Results showed the signature could predict response to cisplatin in cell lines from the Genomics of Drug Sensitivity in Cancer (GDSC) database. Moreover, signature expression aligned with clinical trends observed in independent datasets of human tissue samples from The Cancer Genome Atlas and Total Cancer Care databases, researchers wrote.

“We also demonstrated that a CisSig-trained model can retrospectively predict survival outcomes in a small cohort of patients with muscle-invasive bladder cancer who received cisplatin-containing chemotherapy.”

Using this method, signatures can be extracted for hundreds of chemotherapeutic agents, which may lead to a significant expansion of precision medicine in the world of medical oncology, Scarborough added.

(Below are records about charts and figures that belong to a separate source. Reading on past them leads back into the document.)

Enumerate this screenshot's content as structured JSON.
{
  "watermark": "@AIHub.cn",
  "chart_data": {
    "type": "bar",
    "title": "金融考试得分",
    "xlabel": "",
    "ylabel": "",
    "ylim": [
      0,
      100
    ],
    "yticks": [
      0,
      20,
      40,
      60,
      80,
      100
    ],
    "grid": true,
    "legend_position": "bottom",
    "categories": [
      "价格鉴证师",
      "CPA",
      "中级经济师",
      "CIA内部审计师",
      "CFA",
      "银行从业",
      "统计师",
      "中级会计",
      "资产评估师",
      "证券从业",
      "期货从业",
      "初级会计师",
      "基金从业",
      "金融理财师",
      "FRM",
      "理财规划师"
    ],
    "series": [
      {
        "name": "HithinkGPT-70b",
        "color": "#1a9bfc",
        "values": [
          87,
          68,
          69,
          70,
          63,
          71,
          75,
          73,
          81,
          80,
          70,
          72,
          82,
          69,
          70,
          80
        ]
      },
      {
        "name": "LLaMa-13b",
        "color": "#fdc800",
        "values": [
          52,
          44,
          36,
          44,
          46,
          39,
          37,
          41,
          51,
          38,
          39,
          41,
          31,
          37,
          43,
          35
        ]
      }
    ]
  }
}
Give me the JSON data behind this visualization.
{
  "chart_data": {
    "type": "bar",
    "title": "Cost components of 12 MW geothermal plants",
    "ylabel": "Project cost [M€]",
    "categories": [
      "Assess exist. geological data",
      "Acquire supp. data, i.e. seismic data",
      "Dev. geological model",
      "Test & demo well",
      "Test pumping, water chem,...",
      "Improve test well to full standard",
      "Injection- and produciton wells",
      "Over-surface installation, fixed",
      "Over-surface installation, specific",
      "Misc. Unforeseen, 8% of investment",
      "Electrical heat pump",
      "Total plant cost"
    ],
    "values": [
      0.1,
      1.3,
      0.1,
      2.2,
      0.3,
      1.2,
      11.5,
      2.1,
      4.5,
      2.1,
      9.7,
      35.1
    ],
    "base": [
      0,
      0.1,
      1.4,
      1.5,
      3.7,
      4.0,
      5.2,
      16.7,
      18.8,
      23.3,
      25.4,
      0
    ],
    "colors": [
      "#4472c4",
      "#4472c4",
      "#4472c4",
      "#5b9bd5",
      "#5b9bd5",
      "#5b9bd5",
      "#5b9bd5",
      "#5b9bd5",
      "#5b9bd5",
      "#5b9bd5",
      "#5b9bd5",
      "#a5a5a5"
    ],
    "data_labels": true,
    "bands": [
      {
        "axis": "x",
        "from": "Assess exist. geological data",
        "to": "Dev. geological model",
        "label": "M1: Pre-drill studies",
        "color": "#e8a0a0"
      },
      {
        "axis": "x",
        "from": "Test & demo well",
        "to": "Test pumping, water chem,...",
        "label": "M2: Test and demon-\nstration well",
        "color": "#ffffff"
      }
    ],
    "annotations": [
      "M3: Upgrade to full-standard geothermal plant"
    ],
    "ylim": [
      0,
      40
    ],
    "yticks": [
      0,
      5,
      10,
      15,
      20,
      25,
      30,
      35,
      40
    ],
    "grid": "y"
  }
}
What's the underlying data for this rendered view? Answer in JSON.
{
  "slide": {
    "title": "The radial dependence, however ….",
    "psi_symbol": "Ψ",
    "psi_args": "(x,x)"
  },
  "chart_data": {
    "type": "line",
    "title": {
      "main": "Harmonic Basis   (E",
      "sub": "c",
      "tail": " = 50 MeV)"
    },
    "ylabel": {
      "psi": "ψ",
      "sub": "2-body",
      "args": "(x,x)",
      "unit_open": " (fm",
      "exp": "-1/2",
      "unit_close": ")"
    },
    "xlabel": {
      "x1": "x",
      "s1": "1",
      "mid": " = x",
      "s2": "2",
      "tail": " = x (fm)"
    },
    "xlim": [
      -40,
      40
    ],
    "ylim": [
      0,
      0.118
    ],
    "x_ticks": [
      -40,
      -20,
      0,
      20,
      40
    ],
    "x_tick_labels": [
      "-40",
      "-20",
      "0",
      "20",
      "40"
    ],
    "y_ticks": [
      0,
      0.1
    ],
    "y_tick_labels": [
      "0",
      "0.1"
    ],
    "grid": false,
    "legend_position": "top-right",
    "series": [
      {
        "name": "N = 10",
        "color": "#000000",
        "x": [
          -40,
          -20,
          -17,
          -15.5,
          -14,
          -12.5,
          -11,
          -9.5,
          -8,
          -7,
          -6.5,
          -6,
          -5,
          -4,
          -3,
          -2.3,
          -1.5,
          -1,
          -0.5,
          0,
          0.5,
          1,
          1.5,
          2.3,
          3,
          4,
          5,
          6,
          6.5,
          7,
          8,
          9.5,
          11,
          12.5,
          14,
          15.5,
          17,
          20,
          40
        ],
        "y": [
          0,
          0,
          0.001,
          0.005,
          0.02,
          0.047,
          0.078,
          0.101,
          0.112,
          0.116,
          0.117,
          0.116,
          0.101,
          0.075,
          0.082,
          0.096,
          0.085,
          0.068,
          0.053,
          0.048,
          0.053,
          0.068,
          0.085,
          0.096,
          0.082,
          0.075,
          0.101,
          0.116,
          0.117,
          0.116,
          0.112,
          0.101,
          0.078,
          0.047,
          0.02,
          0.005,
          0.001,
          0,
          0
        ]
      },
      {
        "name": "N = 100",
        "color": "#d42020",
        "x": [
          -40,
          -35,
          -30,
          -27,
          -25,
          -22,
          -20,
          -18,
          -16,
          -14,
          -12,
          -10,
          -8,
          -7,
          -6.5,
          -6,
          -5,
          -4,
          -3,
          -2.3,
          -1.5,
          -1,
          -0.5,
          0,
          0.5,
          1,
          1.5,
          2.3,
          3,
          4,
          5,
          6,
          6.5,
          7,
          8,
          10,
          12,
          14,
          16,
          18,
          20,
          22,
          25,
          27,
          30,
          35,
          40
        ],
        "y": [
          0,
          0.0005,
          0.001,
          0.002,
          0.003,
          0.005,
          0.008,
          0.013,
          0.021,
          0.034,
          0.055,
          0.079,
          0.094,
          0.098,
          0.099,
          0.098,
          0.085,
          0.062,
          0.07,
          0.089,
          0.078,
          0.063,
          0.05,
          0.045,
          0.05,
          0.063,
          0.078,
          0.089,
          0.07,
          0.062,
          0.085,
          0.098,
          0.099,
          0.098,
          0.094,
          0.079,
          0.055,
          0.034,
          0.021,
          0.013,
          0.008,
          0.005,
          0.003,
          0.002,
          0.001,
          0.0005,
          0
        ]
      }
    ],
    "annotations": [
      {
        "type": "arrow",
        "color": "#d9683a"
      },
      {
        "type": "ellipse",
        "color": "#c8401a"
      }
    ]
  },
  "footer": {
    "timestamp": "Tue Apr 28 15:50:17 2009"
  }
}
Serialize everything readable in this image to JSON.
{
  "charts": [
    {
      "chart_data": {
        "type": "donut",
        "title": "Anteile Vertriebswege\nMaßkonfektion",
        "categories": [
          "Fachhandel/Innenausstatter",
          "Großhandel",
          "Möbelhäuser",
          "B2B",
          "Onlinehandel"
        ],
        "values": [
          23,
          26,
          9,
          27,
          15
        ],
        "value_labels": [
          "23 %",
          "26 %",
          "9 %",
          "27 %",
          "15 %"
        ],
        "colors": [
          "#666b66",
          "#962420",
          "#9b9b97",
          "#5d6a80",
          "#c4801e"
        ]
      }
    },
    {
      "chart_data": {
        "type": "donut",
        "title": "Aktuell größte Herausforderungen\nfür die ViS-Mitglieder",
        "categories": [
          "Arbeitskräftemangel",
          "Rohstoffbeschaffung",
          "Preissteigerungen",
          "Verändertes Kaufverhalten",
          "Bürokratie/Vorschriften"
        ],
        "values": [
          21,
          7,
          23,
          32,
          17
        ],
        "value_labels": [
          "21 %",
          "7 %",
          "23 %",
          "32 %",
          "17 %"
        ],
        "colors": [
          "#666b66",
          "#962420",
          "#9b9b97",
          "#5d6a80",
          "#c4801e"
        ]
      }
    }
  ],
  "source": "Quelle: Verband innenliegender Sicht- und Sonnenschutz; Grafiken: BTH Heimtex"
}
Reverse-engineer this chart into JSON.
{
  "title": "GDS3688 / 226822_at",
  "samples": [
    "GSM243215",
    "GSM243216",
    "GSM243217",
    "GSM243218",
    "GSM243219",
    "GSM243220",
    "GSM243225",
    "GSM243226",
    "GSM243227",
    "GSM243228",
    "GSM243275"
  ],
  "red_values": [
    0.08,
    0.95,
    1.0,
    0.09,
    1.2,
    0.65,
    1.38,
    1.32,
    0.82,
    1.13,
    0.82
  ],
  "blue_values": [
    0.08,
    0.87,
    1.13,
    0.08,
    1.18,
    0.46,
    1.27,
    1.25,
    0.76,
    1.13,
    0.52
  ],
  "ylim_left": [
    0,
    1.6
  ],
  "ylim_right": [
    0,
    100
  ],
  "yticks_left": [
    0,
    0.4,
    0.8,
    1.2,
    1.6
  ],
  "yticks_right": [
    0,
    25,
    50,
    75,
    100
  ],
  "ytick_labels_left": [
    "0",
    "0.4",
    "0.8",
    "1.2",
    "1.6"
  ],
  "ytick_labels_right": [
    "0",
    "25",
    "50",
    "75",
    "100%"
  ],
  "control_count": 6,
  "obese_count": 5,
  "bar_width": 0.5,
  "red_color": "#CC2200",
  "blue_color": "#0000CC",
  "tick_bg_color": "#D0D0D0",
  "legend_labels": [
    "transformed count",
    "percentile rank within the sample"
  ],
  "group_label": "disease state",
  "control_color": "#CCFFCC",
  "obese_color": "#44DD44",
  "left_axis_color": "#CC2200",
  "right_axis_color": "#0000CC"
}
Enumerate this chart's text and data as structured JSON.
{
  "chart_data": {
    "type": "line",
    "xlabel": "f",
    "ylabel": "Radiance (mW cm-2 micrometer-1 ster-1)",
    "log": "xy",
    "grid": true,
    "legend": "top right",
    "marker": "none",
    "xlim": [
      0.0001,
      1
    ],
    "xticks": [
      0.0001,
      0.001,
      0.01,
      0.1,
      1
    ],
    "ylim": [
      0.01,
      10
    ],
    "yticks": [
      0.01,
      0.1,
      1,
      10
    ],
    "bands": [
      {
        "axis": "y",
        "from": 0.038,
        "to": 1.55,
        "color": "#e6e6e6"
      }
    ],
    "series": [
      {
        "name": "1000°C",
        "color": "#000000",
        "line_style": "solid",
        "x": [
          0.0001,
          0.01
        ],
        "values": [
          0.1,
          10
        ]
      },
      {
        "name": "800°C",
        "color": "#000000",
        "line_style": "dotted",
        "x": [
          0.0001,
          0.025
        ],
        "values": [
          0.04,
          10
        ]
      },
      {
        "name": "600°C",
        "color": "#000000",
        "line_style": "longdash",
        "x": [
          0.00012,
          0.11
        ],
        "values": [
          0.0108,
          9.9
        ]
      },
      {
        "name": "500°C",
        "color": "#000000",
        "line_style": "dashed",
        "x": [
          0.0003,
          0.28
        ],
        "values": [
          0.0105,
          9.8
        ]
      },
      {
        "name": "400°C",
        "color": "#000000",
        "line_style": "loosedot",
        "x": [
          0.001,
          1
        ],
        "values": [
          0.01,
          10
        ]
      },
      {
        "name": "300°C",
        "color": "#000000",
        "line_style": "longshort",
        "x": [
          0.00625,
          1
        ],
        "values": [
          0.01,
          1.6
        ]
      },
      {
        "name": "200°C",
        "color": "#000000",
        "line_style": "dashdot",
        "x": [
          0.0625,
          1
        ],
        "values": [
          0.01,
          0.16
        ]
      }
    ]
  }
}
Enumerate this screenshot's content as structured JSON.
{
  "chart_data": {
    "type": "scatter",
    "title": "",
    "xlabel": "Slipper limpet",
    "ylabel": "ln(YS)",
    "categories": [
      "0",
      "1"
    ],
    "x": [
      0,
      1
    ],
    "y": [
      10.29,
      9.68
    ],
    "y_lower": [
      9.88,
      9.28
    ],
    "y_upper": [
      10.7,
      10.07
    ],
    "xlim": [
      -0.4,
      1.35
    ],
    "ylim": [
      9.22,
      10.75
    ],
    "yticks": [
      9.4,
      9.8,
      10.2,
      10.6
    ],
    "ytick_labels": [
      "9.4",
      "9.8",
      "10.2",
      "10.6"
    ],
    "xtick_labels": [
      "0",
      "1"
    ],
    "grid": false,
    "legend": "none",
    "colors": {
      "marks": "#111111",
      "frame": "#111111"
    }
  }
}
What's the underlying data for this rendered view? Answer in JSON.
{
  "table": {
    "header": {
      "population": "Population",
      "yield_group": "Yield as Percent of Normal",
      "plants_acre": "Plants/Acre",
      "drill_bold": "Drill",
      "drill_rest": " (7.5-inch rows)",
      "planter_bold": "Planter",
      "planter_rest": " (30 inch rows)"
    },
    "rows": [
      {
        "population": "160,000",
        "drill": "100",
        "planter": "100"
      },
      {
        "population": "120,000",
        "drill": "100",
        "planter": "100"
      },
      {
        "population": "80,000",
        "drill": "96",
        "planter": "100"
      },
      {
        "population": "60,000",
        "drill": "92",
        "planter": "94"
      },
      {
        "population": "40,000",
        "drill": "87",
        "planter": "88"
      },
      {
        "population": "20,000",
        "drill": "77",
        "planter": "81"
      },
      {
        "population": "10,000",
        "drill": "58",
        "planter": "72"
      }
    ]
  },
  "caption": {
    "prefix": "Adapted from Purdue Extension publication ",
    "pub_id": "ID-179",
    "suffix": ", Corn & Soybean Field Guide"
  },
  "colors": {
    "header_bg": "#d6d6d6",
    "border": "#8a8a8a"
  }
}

“Further, our demonstration that the CisSig model can predict outcomes in patients with muscle-invasive bladder cancer is in a small cohort, but it’s a promising first step to translating CisSig for use in a clinical setting,” she said.

Future research

Scarborough said that the CisSig model will need further validation in a much larger cohort of patients.

“We are currently working on procuring tissue samples from patients with muscle-invasive bladder cancer and HPV-positive head and neck cancer — both cancers where cisplatin is commonly used,” she said. “Furthermore, our team is working on expanding this signature extraction methodology to combine signatures of individual drug sensitivity to predict response to drug combinations, as this is how chemotherapy is most commonly provided in clinical practice today.”